Проходили уже не в лучшем порядке последние эскадроны татарского полка. За ними тащились фуры. Когда Витек пересек железнодорожное полотно, снова грянул оркестр в начале улицы Дольной. Надвигался Восемьдесят пятый пехотный полк. Оркестр этого полка занимал первое место по стране. Мостовая уже основательно подсохла, поднялась легкая, но назойливая пыль. Знаменитый оркестр, который, как и полк, называли «восемь-пять», играл не хуже филармонического. Только величие и мощь меди не позволяли забыть, что это армия.

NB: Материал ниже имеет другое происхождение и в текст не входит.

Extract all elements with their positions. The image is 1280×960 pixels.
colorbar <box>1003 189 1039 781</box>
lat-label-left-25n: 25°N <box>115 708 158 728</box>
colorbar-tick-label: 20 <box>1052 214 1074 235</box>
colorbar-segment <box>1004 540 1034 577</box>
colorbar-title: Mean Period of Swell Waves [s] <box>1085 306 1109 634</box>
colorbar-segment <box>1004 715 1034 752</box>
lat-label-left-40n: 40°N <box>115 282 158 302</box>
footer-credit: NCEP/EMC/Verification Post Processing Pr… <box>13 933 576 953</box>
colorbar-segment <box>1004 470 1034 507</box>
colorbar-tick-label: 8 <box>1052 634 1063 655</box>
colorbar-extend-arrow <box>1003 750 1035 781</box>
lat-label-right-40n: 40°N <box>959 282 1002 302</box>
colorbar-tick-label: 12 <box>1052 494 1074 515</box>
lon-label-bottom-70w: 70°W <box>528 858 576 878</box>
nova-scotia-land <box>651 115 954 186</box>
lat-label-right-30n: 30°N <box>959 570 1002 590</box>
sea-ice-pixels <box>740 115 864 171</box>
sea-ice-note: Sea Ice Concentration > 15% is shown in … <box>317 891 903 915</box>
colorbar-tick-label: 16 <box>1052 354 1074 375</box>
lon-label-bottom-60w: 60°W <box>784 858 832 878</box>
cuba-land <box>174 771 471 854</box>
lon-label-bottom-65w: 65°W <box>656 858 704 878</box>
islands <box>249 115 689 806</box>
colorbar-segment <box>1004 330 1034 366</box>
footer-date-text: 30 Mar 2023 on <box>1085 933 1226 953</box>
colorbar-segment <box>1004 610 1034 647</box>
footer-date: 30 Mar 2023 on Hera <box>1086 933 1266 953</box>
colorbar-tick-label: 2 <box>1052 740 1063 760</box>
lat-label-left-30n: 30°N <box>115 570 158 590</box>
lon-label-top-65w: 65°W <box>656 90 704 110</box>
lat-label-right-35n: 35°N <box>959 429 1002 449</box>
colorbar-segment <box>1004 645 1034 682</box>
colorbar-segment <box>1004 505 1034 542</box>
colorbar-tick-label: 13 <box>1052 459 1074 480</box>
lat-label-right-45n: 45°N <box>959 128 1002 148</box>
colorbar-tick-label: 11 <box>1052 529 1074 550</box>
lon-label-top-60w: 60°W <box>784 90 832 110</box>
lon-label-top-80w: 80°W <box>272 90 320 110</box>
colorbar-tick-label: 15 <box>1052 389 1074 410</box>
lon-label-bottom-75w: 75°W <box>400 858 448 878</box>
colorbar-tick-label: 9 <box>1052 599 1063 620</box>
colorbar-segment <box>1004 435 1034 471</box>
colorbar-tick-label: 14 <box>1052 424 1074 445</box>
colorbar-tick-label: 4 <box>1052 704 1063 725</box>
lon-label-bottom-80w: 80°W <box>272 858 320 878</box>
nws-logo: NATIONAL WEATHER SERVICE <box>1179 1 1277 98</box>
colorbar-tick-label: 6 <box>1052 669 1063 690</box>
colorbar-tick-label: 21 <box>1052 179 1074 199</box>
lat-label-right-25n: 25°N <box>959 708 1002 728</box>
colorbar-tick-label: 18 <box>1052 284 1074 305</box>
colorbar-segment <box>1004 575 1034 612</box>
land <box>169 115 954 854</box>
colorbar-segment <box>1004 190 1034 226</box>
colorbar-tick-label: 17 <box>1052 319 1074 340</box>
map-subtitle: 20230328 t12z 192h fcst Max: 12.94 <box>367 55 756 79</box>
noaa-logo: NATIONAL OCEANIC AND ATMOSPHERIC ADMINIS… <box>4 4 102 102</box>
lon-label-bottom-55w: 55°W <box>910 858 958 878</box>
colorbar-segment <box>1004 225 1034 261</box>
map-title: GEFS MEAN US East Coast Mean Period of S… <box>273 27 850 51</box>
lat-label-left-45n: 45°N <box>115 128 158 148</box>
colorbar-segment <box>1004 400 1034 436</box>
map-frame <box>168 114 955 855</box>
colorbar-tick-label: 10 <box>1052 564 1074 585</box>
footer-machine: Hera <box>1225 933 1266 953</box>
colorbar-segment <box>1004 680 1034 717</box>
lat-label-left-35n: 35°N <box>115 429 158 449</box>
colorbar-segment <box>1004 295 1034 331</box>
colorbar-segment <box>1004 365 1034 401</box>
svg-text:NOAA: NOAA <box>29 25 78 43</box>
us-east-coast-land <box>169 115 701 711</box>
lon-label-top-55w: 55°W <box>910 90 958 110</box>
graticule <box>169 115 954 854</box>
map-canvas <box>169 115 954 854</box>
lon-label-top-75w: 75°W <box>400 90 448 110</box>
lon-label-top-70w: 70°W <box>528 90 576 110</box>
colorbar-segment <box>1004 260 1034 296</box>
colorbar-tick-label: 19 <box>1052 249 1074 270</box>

У реки заседал аистиный конгресс. Большие птицы, рассыпавшись по лугу и не глядя друг на друга, предавались размышлениям. Лишь время от времени то одна, то другая резким движением вонзала клюв в крыло и начинала энергично перебирать перья.

Витек расстелил шинель на песке незавершенной дороги. И тут заметил высыпающиеся из подкладки крупные кристаллы темной соли. Поймал один, похожий на градину, положил в рот. Остальные стряхнул с шинели. Соль мгновенно поглотил сыпучий, подвижный песок, горячий, как пепел разворошенного костра.

Витек улегся на шинели. Лежа под душным пологом зноя, он подавлял в себе какой-то страшный, могильный холод, который прорывался наружу мелкой дрожью. Растирал языком по нёбу соленую горечь и смотрел ввысь, в монотонно-голубое небо, каким оно тогда бывало. Смотрел-смотрел и уснул.

Разбудил его чей-то взгляд. Он осторожно разлепил веки, налитые пульсирующим багрянцем. На дороге рядом с ним сидела Алина. Из маленького кулачка, словно из песочных часов, выпускала она струйку песка. Снова звонил колокол, теперь уже созывая на полуденную молитву.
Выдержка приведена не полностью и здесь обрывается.